There are separate advancement and recognition programs for the three main program divisions: Cub Scouting, Boy Scouting, and Venturing. Each program is designed for its age group and goals.

The Scout Progressive Badge scheme is a scheme which assess Scouts. This scheme can reflect the overall ability of Scouting skills.

Membership badge
This is a badge which is required for all Scouts 11 or above who understand and accept the Scout Law, Scout Promise and the Scout Motto.

Pathfinder Award
Pathfinder Badge is the second stage of the Scout 11 or above, and requires knowledge of Scoutcraft, first aid, safety, use of knots and hitches and so on.

Voyager Award
This is the badge most Scouts will get, the third stage of the progressive badge scheme. It is more camping, woodcraft and orienteering intensive.

Challenger Award
The Challenger award is the fourth stage and the second to last stage of the scheme. It involves more cooking, boating, electronics, and community activities.

Chief Scout's Award
This is the highest stage. Every year several hundred Scouts aged 14 or above attain this award (ratio 1:180-190).
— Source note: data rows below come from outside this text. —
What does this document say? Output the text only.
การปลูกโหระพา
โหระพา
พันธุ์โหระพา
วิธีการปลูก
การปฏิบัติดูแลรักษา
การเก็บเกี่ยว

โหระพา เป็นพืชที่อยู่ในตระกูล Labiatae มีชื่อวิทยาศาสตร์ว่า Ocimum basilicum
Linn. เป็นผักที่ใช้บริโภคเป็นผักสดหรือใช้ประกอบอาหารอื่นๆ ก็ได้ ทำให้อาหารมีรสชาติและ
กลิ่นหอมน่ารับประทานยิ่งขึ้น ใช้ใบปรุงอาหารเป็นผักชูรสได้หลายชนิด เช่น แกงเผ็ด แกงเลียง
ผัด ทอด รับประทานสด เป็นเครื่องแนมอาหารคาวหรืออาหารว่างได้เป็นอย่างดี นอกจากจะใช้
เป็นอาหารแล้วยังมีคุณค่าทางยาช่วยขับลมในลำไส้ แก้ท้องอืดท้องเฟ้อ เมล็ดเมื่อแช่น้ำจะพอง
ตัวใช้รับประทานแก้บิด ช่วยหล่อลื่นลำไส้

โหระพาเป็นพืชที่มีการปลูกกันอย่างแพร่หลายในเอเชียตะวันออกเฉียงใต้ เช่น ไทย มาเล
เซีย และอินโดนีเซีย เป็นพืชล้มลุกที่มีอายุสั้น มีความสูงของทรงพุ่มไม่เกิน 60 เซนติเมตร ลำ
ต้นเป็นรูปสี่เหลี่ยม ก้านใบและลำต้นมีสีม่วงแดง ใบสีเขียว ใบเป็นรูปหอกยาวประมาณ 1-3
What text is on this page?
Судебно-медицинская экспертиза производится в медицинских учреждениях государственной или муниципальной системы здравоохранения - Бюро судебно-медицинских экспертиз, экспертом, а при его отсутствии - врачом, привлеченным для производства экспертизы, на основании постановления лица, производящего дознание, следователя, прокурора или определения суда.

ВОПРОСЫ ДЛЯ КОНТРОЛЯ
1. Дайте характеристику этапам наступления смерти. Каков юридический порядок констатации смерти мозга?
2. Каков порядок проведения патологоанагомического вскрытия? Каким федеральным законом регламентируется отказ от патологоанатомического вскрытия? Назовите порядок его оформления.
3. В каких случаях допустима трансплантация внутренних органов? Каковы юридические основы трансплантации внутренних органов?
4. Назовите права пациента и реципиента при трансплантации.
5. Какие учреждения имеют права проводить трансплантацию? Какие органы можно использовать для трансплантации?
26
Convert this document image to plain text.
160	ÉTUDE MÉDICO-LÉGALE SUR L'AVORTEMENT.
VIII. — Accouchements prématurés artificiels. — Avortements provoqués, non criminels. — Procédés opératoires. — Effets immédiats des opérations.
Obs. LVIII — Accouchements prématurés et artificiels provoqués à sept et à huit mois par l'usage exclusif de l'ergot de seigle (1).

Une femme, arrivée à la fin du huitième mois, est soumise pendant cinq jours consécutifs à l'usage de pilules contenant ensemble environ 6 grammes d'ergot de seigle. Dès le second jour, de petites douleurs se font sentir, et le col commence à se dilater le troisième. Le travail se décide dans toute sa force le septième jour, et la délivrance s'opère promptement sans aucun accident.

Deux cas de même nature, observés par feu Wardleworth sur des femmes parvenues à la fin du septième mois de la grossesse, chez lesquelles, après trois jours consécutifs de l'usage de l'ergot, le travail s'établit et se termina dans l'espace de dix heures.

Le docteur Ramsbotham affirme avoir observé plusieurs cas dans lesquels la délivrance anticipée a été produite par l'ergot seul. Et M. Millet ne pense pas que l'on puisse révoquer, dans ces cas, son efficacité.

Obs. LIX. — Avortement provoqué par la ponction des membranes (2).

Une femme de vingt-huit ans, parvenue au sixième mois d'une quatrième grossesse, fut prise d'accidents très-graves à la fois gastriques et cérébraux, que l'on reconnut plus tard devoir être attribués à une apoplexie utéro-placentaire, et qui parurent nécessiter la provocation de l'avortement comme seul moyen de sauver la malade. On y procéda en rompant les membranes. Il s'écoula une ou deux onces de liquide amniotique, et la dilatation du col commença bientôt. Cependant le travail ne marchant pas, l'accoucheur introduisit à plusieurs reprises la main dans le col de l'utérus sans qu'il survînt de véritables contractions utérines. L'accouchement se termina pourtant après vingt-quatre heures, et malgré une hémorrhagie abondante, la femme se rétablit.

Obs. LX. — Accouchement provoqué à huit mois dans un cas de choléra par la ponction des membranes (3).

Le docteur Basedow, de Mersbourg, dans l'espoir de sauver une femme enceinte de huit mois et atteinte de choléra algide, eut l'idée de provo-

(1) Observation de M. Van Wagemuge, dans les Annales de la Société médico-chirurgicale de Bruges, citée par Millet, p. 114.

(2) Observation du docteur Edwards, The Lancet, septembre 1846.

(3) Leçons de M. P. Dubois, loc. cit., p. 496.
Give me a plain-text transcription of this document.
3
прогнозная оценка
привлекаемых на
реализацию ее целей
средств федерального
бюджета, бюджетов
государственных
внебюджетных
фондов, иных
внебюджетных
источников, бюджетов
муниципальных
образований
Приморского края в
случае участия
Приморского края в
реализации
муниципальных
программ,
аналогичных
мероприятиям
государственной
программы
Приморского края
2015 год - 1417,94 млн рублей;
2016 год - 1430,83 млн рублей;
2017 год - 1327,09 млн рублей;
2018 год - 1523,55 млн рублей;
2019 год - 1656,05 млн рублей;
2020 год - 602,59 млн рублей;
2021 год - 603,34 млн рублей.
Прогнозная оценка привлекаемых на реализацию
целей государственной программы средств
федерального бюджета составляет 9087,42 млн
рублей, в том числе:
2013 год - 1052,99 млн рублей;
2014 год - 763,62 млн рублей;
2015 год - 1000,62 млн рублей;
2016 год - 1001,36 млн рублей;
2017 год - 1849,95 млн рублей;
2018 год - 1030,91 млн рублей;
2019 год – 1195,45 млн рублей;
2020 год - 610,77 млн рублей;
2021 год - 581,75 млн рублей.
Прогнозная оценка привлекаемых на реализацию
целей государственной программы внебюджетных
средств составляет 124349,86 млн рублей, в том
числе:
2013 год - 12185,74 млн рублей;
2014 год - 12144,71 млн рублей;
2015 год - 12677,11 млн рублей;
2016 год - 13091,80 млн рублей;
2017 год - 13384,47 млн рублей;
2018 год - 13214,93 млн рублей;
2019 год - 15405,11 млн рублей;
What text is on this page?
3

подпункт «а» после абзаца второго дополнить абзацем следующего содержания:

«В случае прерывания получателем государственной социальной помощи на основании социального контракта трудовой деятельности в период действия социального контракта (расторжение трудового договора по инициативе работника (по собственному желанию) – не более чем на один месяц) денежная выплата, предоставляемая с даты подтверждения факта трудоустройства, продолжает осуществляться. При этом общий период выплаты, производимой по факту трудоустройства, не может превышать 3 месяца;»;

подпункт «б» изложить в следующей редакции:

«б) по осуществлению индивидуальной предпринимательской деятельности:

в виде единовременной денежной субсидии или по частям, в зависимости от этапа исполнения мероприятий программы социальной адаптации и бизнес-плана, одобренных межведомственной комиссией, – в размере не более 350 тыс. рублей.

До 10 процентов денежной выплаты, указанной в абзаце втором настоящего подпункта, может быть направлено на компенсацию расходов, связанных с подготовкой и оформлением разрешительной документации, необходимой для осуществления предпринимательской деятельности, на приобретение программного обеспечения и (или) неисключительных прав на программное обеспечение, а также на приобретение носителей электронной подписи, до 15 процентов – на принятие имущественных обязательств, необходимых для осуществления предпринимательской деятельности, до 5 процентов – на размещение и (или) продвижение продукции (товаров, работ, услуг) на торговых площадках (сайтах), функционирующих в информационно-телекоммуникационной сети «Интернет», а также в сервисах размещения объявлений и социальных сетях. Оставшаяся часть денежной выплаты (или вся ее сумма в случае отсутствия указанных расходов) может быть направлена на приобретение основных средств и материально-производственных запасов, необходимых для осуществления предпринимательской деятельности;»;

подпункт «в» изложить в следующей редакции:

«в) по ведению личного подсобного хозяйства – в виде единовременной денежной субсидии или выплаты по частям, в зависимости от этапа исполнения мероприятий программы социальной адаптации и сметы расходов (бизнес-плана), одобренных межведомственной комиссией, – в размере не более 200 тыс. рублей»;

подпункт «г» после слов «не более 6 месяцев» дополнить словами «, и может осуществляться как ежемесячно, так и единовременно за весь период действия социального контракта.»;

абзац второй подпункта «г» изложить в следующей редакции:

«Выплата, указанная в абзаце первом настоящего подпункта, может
They can participate in the Scout Rally regardless of their troop. A unique feature at this level is an overnight hike from dusk to dawn, as well as participation in an international Scout exchange programme.

Proficiency badges 

Proficiency badges are called "greenbacks", the most primary kind of badges, usually earned between age 11-13. They include Angler, Animal Care, Archer, Artist, Athlete, Camp Cook, Canoeist, Collector, Cyclist, Dragon Boatman, Footdrill, Geologist, Horseman, Librarian, Model Making, Musician, Naturalist, Park Orienteer, Photographer, Rowing Boatman, Sailor, Smallholder (for animal keeping and plant cultivating), Swimmer, Tourism, and Windsurfer badges.